As I suspected it might, as the dust settled from Climate Gate and COP15 and a new government took over with new priorities, the issue of Climate Change has dropped quietly off the news radar.
But as matters of fiscal cuts and their consequences for people on the street rumble on under the coalition, environmental matters haven't just stopped while we sort out our finances. A heat wave and forest fire in Russia, and unprecedented monsoon rains causing widespread and disastrous flooding in Pakistan. Seemingly unconnected. But extreme weather events like these are likely to become more frequent as the world gets warmer.
And yet, even as a massive international aid effort slowly gathers momentum in Pakistan and the smog clears from Moscow, the world seems to be collectively shrugging it's shoulders and digging in it's pockets for small change.
The Stern Review is coming true, essentially. If these things are going to be more frequent, then we're going to be spending a lot on aid over the next few years. While we're supposedly too poor to rebuild our own schools or pay out unemployment benefit.
The thing about extreme weather is just that. It's extreme. It fucks shit up. There's an argument that the catalyst for the development of human society was a period of stable climate with few extreme weather events that made agriculture possible. Most crops are really quite sensitive to the conditions whilst in seed, germinating, cultivating and then ripening/fruiting. I mean sure, in the western world we have the capacity to simply change which crops, fruits and animals we raise, but that's going to happen at a cost. And that kind of adaptive capacity doesn't exist in the developing world. Subsistence farmers who've been growing the same staples for centuries are not going to be able to suddenly change. Their crops will simply fail and they will either starve or rely on western aid.

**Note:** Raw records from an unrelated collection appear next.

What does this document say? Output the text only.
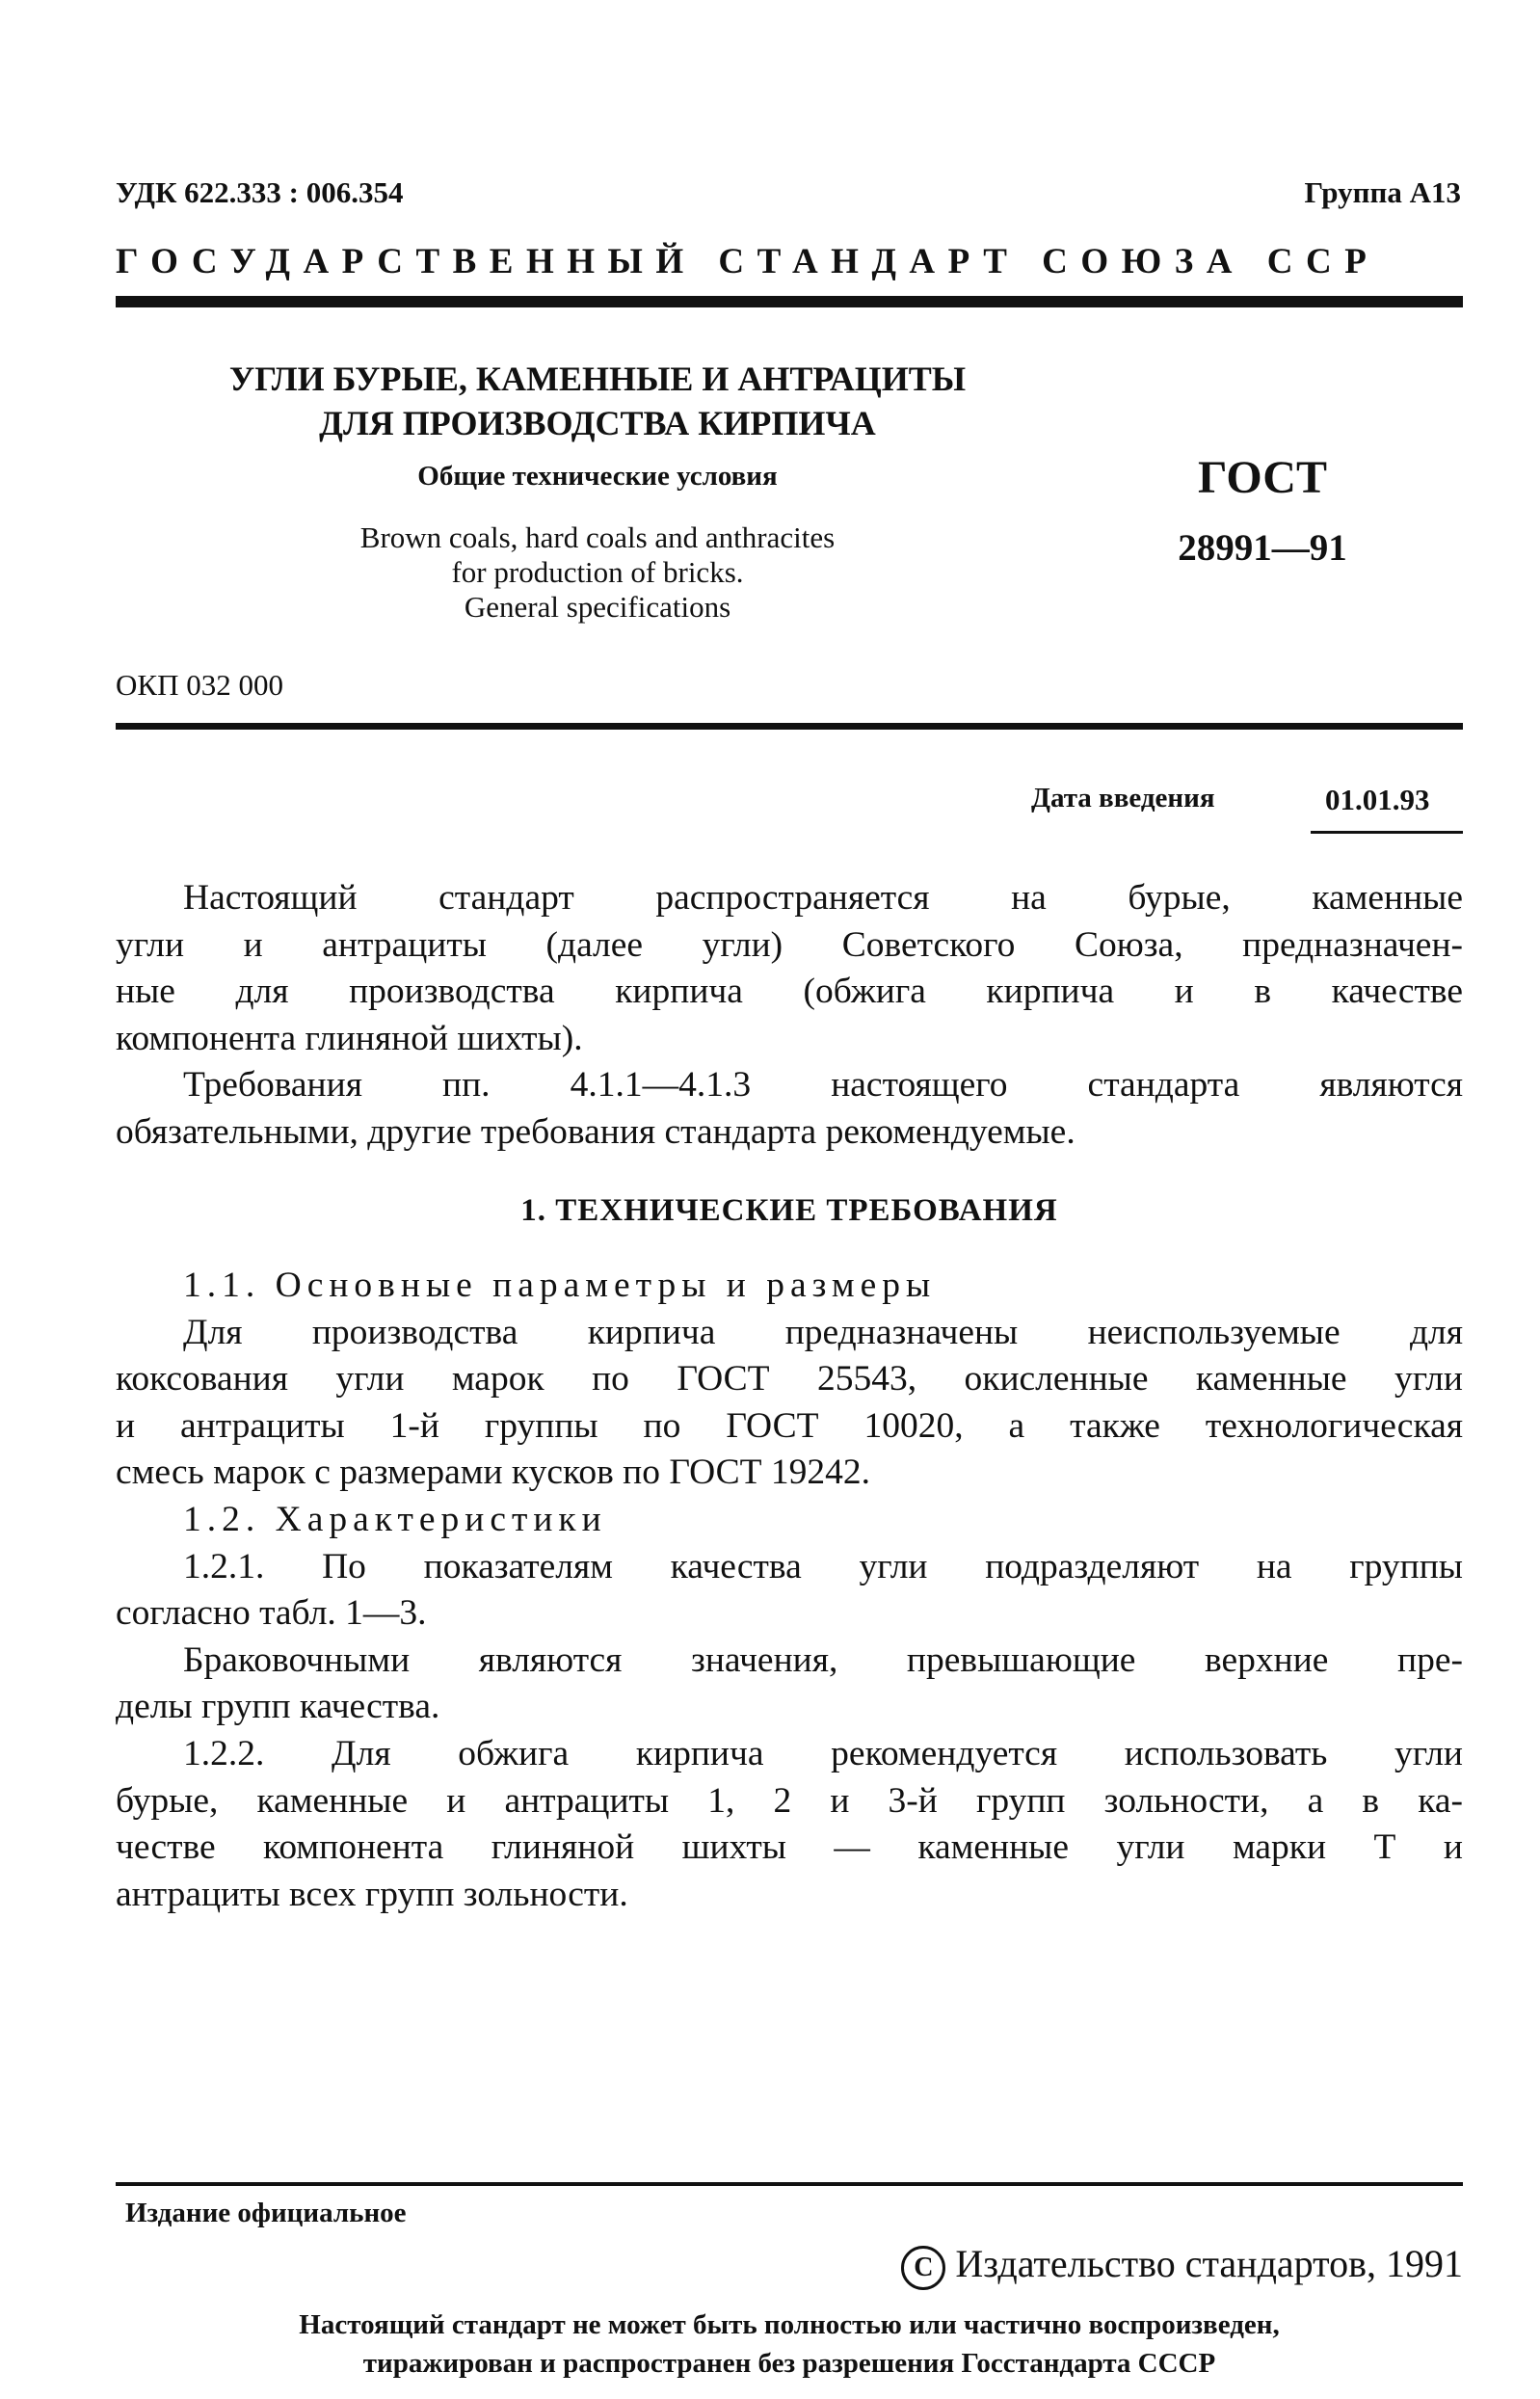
УДК 622.333 : 006.354	Группа А13
ГОСУДАРСТВЕННЫЙ СТАНДАРТ СОЮЗА ССР
УГЛИ БУРЫЕ, КАМЕННЫЕ И АНТРАЦИТЫ
ДЛЯ ПРОИЗВОДСТВА КИРПИЧА
Общие технические условия
Brown coals, hard coals and anthracites
for production of bricks.
General specifications
ГОСТ
28991—91
ОКП 032 000
Дата введения	01.01.93
Настоящий стандарт распространяется на бурые, каменные
угли и антрациты (далее угли) Советского Союза, предназначен-
ные для производства кирпича (обжига кирпича и в качестве
компонента глиняной шихты).
Требования пп. 4.1.1—4.1.3 настоящего стандарта являются
обязательными, другие требования стандарта рекомендуемые.
1. ТЕХНИЧЕСКИЕ ТРЕБОВАНИЯ
1.1. Основные параметры и размеры
Для производства кирпича предназначены неиспользуемые для
коксования угли марок по ГОСТ 25543, окисленные каменные угли
и антрациты 1-й группы по ГОСТ 10020, а также технологическая
смесь марок с размерами кусков по ГОСТ 19242.
1.2. Характеристики
1.2.1. По показателям качества угли подразделяют на группы
согласно табл. 1—3.
Браковочными являются значения, превышающие верхние пре-
делы групп качества.
1.2.2. Для обжига кирпича рекомендуется использовать угли
бурые, каменные и антрациты 1, 2 и 3-й групп зольности, а в ка-
честве компонента глиняной шихты — каменные угли марки Т и
антрациты всех групп зольности.
Издание официальное
C Издательство стандартов, 1991
Настоящий стандарт не может быть полностью или частично воспроизведен,
тиражирован и распространен без разрешения Госстандарта СССР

I don't have a point with this, especially. I'm just saying, if you're moved to donate some money to the Pakistan appeal, why not pay for it by driving 5 miles fewer a week, video-conferencing that meeting rather than flying, or turning the heating down a degree this winter. Cos that way you're tackling the cause as well as the effect.
If it doesn't make sense ideologically, then it certainly makes sense economically. And that seems to be the most important thing these days.